It has been an eventful year for Tiger Woods, but while his personal life and his golf game have suffered, the good news is that his video game has not. Tiger Woods PGA Tour 11 introduces a number of new features to the long-running golf series that not only make it more realistic, but also add some much-needed challenge to the proceedings. You can still set the game up in such a way that birdies and eagles are easy to attain, but if you prefer a realistic challenge, you'll find that new features such as the focus system, the variable wind, and the optional true-aim control setup more than have you covered. Not all of the changes and additions to this year's game are as significant, but the vast majority of them are welcome, and given that Tiger Woods PGA Tour 10 was so great, it's impressive that this year's game is easy to recommend as an upgrade.
6265211NoneIn Ryder Cup mode you're at the mercy of any AI player you partner with.
There are more than 25 professional golfers and a handful of novelty characters on the PGA Tour 11 roster, but while Tiger's near-perfect ratings for power, accuracy, control, and putting make him an obvious choice, it's far more rewarding to play as a custom golfer. That's not only because digital camera support makes it easy to put your face in the game, but also because whereas the stats for other golfers are fixed, custom golfers improve as you earn experience points across several different modes and spend them on stat increases and better equipment. The only downside to playing as a custom character is that, as part of the creation process, you have to choose one of 20 mostly dumb nicknames for spectators to use when they feel the need to yell words of encouragement in your general direction. Nothing detracts from the sense of occasion as you sink a winner on the 18th hole at St. Andrews quite like hearing some moron cheering for Big Dog, Blammo, or Playa.
After creating your custom golfer, you're encouraged to play through an eight-step tutorial that does a great job of introducing you to some of this year's most significant gameplay changes while also rewarding you with a decent number of experience points. The most significant new feature, which comes into play in a number of the tutorial steps, is the concept of player focus: an ingenious system that adds a layer of strategy to just about every shot you play by limiting the use of powerful player aids. You start each round with a finite amount of focus, and you spend a portion of it anytime you hit a ball at more than 100 percent strength, apply spin to a ball while it's in the air, temporarily reduce the size of your targeting circle with the new accuracy boost feature, or use the putt preview. The only way to replenish your focus, which doesn't happen quickly, is to play shots without using any of these things. It's a superb setup, because it forces you to take advantage of these arguably overpowered aids only when you feel you really need them, rather than using them as crutches on every hole.

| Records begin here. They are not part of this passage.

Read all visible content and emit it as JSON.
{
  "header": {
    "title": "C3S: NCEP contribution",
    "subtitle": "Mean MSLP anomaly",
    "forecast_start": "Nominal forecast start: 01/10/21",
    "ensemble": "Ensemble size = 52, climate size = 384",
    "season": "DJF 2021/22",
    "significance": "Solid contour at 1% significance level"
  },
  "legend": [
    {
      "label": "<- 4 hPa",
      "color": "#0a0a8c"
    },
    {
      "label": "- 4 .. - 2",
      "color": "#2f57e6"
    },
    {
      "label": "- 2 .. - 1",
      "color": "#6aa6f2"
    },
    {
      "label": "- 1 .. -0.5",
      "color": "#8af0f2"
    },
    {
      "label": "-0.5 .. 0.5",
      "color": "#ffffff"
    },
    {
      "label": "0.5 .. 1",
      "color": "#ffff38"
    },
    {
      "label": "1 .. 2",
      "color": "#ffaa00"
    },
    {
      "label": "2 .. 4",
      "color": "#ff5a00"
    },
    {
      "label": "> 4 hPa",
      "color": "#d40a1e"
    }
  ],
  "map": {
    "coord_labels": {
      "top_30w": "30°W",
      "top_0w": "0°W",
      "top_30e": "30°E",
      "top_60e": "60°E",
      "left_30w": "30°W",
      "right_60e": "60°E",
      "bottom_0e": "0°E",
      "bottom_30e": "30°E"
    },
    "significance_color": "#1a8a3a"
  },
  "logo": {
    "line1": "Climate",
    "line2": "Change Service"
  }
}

The final tutorial encourages you to play a hole using the new true-aim control system, which makes the game significantly more difficult and realistic. The basic controls are unchanged, so you still swing the analog stick back and forth as if it were your club, but most of the aids disappear. A single arrow on the horizon shows where you're aiming; scattered markers that are often dozens of yards away from where your ball is likely to land are the only indicators of range and elevation; and draw and fade are applied by changing where you strike the ball rather than using a second targeting circle. Another neat touch when using true aim is that you watch your shots play out as if your head were following the ball. True aim isn't for everyone, but it's a great addition nonetheless, and since you can use it while playing on any of the four difficulty settings and in almost any mode, there's no reason not to try it.
It'll cost you focus to see a preview of this putt before attempting it.
Tiger Woods PGA Tour 11 has so many different modes of play to choose from that the menu screens can be overwhelming. For example, simply hitting the "play now" option takes you to a second menu where you can choose from a dozen traditional modes (stroke play, match play, bingo bango bongo, four ball) and eight minigames (capture the flag, target, closest to the pin, T.I.G.E.R.). All of these modes are fun and afford you good opportunities to practice different aspects of your game. Most support and are best enjoyed with two to four players, but there are a few that work just as well when you're golfing solo. Depending on which of the modes you opt for, you might also need to choose which of the game's 17 real-world courses you want to play on before you can start. Alternatively, you can opt to play on a random course composed of holes from different courses, which is a great way to get a feel for just how varied the different locations are. Classics like St. Andrews, TPC Sawgrass, and Pebble Beach are joined by five new courses this year (Celtic Manor Resort, The Greenbrier, Liberty National, TPC Scottsdale, and Whistling Straits), a couple of which you might recognize as the homes of 2010 tournaments if you follow the sport. Incidentally, an additional fantasy course, named Highlands, is already available as premium downloadable content.